On September 28, 2012, the Bank of Spain published the results of the stress test conducted on the Spanish banking system by the independent consultancy firm Oliver Wyman. Under this stress test, the capital ratio (tier 1) of the BBVA Group in the worst-case scenario would be 9.6%. This shows that even in the worst stress-test scenario, BBVA’s capital ratio would continue to be above the required minimum.

Capital management

Capital management in the BBVA Group has a twofold aim:

  • Maintain a level of capitalization according to the business objectives in all countries in which it operates and, simultaneously,
  • Maximize the return on shareholders’ funds through the efficient allocation of capital to the different units, a good management of the balance sheet and appropriate use of the various instruments forming the basis of the Group’s equity: shares, preferred securities and subordinate debt.

This capital management is carried out in accordance with the criteria of the Bank of Spain Circular 3/2008 and subsequent amendments both in terms of determining the capital base and the solvency ratios.
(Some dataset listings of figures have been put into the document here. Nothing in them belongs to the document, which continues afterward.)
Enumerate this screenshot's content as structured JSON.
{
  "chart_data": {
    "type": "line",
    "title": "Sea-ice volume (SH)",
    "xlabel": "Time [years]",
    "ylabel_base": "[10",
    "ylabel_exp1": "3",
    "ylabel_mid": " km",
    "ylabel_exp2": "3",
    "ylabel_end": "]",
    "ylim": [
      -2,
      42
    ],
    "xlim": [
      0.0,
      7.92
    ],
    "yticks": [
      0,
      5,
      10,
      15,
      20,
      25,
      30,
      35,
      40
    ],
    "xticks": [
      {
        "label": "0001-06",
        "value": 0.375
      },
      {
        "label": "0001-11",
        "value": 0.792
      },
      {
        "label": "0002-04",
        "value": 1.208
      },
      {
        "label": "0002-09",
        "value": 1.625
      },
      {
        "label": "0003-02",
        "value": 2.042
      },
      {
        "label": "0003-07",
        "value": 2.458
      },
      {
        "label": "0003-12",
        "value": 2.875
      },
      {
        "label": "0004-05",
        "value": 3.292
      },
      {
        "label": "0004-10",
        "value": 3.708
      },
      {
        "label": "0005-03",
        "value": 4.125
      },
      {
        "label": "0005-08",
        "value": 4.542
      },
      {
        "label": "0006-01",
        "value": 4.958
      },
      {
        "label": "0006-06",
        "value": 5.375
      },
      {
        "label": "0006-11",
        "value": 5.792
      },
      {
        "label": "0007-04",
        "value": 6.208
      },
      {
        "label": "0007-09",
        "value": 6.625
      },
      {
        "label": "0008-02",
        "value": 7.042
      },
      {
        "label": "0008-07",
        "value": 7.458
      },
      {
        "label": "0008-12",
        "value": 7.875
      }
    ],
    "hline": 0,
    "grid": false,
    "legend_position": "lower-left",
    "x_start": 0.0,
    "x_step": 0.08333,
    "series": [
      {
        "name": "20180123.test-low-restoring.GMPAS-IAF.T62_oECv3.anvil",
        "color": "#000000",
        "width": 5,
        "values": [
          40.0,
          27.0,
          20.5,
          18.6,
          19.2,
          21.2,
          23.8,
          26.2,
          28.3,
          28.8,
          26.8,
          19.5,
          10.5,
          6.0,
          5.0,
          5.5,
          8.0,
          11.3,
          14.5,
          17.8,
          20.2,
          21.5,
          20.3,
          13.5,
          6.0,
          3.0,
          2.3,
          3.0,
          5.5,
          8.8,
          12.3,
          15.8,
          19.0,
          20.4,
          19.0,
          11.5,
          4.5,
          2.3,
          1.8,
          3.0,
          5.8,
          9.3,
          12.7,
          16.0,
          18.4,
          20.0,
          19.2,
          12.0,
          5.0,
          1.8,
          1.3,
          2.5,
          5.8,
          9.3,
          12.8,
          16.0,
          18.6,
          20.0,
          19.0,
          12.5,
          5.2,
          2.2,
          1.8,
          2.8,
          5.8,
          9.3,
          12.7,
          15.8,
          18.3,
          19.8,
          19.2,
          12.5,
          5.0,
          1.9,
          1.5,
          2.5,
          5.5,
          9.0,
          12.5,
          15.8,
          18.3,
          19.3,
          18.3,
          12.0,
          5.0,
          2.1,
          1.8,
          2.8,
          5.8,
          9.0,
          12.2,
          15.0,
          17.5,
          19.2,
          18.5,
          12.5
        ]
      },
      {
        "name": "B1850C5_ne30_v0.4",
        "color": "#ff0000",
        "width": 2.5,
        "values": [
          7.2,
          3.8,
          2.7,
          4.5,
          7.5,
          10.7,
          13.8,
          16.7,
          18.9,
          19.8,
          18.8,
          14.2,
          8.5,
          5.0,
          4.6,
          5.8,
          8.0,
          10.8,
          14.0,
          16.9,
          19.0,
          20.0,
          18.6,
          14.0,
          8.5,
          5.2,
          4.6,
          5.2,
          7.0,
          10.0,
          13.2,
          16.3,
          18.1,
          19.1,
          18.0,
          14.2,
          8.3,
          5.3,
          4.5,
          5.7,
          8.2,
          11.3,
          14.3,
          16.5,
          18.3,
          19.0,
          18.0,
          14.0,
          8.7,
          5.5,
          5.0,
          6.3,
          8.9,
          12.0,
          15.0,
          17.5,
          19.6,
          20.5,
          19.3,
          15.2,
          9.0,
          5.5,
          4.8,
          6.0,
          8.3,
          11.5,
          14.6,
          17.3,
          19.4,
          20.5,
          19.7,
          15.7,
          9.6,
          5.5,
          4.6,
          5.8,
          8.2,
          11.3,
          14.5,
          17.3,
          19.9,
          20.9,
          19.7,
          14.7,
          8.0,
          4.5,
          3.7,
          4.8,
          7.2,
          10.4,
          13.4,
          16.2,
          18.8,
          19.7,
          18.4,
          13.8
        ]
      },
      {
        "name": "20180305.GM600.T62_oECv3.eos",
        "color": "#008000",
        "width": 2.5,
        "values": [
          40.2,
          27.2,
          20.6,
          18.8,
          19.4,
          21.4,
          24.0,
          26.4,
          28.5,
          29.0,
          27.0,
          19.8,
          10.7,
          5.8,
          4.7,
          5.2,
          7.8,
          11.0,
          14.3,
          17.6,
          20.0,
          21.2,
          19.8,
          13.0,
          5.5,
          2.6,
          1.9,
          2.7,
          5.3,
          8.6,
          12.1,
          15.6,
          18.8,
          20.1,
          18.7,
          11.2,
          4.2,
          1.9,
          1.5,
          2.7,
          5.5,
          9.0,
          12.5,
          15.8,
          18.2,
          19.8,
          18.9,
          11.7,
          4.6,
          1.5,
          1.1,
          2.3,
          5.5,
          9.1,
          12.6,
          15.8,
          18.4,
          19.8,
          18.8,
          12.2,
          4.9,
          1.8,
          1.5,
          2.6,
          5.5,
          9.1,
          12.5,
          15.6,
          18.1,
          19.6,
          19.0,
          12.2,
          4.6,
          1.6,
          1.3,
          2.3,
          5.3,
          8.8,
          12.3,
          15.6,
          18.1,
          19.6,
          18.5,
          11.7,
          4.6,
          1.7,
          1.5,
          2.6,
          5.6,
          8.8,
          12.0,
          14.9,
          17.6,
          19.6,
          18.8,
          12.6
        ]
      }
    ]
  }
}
Prudential and minimum capital requirements also have to be met for the subsidiaries subject to prudential supervision in other countries.

The current regulation allows each entity to apply its own internal ratings-based (IRB) approach to risk assessment and capital management, subject to Bank of Spain approval. The BBVA Group carries out an integrated management of these risks in accordance with its internal policies (see Note 7) and its internal capital estimation model has received the Bank of Spain’s approval for certain portfolios.

Capital is allocated to each business area of the BBVA Group (see Note 6) according to economic risk capital (ERC) criteria, which are based on the concept of unexpected loss with a specific confidence level, as a function of a solvency target determined by the Group, at two levels:

  • Core capital, which determines the allocated capital and is used as a reference to calculate the return on equity (ROE) generated by each business; and
  • Total capital, which determines the additional allocation in terms of subordinate debt and preferred securities.

Due to its sensitivity to risk, ERC is an element linked to management policies of the BBVA Group businesses themselves. It standardizes capital allocation among them in accordance with the risks incurred and makes it easier to compare their profitability. The calculation of ERC combines credit risk, market risk, structural risk associated with the balance sheet, equity positions, operational risk, fixed assets risks and technical risks in the case of insurance companies. Internal models were used that have been defined following the guidelines and requirements established under the Basel II Capital Accord, with economic criteria prevailing over regulatory ones.